The attachments() method returns an array of Illuminate\Mail\Mailables\Attachment instances. You can attach from raw data (Attachment::fromData()), from a Storage disk path (Attachment::fromStorage()), or from a filesystem path. Always avoid attaching files by absolute server path in production — use Storage disk references so the attachment logic is portable across environments and drivers.
| Method | Purpose | Returns |
|---|---|---|
envelope() | Subject, from, cc, bcc | Envelope |
content() | View/markdown, with-data | Content |
attachments() | File attachments | Attachment[] |
build() (legacy) | All of the above combined | $this |
Code Example
<?php
namespace App\Mail;
use App\Models\Order;
use Illuminate\Bus\Queueable;
use Illuminate\Mail\Mailable;
use Illuminate\Mail\Mailables\Attachment;
use Illuminate\Mail\Mailables\Content;
use Illuminate\Mail\Mailables\Envelope;
use Illuminate\Queue\SerializesModels;
class OrderShipped extends Mailable
{
use Queueable, SerializesModels;
public function __construct(
public readonly Order $order,
) {}
public function envelope(): Envelope
{
return new Envelope(
subject: "Your Order #{$this->order->number} Has Shipped",
replyTo: [
new Address('support@example.com', 'Support Team'),
],
);
}
public function content(): Content
{
return new Content(
markdown: 'emails.orders.shipped',
with: [
'trackingUrl' => $this->order->trackingUrl(),
'estimatedDelivery' => $this->order->estimated_delivery->format('M j, Y'),
],
);
}
public function attachments(): array
{
return [
Attachment::fromStorage("invoices/order-{$this->order->id}.pdf")
->as('Invoice.pdf')
->withMime('application/pdf'),
];
}
}
// Sending:
use Illuminate\Support\Facades\Mail;
Mail::to($user->email)
->cc('ops@example.com')
->send(new OrderShipped($order));
// Queue it instead:
Mail::to($user)->queue(new OrderShipped($order));Interview Q&A
Q: What is the difference between envelope() and content() in a modern Laravel Mailable, and why was this separation introduced?
The envelope() method handles transport-level metadata — who the mail goes to/from, the subject, cc/bcc, and reply-to addresses. The content() method handles body rendering — which view or markdown template to use and what data to pass to it. The separation mirrors SMTP semantics more accurately than the old build() method, which conflated routing and rendering in a single method chain. It also makes it easier to swap content templates without touching addressing logic, and vice versa. The older build() approach still works but is considered legacy.
Q: How does Laravel pass public properties of a Mailable to its Blade view automatically?
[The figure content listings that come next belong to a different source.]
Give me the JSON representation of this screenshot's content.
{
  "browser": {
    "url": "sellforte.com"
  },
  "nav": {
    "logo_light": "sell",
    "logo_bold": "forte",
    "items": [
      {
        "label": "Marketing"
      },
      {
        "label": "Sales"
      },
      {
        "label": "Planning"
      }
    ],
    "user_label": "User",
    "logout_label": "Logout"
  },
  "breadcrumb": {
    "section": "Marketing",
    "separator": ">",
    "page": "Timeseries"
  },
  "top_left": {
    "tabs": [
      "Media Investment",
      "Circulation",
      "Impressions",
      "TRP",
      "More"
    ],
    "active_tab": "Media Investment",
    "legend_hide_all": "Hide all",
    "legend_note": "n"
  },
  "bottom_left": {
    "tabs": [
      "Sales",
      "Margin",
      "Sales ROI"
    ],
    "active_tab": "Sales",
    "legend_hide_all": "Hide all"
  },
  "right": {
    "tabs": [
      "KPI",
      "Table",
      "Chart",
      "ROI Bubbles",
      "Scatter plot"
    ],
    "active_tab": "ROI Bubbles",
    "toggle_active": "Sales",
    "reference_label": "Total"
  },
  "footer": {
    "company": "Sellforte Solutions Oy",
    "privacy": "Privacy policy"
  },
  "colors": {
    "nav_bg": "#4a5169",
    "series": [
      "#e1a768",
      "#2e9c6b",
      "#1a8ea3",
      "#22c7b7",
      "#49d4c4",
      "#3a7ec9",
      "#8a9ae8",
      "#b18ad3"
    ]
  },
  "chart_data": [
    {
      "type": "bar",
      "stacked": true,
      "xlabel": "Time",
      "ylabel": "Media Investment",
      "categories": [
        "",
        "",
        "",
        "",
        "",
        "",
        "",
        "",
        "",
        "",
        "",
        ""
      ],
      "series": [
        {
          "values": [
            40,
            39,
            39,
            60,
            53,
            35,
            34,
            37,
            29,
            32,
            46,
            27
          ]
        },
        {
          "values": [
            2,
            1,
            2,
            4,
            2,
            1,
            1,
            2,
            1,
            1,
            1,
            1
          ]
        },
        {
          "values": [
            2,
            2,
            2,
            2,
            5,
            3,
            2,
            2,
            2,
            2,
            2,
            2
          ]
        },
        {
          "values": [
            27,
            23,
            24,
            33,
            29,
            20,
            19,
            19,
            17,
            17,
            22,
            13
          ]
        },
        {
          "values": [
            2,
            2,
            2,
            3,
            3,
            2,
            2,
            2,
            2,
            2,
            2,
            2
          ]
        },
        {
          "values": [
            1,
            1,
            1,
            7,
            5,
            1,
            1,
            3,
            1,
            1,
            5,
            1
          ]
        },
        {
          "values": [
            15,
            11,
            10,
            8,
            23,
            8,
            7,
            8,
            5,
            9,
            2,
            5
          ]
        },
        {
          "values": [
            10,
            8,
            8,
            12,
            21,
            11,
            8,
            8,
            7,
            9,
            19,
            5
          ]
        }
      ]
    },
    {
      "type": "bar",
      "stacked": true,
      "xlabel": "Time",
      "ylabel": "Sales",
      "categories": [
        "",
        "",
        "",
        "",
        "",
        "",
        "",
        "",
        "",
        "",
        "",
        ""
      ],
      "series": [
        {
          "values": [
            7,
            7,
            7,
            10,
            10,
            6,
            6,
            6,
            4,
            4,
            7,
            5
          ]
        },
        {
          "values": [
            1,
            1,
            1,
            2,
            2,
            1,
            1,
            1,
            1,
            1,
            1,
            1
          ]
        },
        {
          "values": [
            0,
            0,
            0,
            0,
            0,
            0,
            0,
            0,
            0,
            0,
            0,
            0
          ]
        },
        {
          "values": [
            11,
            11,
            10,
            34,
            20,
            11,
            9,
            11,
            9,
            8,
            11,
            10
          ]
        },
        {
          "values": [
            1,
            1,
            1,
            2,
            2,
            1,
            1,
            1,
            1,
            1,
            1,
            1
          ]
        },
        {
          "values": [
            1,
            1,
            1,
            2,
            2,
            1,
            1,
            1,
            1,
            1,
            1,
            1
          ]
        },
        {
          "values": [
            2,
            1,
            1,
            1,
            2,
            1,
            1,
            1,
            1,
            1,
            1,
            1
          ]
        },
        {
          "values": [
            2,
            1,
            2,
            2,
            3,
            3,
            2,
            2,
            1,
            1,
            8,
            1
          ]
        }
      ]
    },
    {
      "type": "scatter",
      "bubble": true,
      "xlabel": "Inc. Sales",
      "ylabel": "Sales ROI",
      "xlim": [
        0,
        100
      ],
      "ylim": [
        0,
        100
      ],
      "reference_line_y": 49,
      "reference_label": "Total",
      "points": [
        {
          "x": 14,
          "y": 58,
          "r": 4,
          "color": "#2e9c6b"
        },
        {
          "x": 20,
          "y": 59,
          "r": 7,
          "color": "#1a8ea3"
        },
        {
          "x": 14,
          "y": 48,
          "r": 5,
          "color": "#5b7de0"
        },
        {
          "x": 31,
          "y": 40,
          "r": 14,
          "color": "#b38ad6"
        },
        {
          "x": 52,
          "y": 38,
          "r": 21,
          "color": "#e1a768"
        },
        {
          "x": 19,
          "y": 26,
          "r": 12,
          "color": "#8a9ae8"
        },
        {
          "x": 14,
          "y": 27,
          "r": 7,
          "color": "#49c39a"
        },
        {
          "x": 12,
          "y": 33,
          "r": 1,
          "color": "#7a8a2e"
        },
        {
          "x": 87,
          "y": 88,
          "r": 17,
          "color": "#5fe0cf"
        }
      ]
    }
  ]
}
Laravel's Mailable::buildViewData() uses PHP's ReflectionClass to inspect the mailable instance, collects all public properties, and merges them into the view data array alongside anything passed via with. This means any public property declared on the class is available in Blade templates by its property name, without any explicit passing. This is convenient but can be a footgun — public properties you add for other reasons (like controlling queueing behavior) will also leak into the view namespace. Prefer explicit with data for computed or derived values.
Q: What is SerializesModels and why is it important on a Mailable that may be queued?
SerializesModels is a trait that intercepts PHP's serialize() and unserialize() lifecycle to replace Eloquent model instances with a lightweight identifier (model class + primary key) during serialization, then re-fetch the model from the database during unserialization. Without it, the entire model — plus any loaded relationships — would be serialized into the queue payload, potentially creating multi-megabyte jobs and stale data problems if the model changes between dispatch and execution. With it, the queue stores just the ID, and the worker fetches a fresh copy when it runs.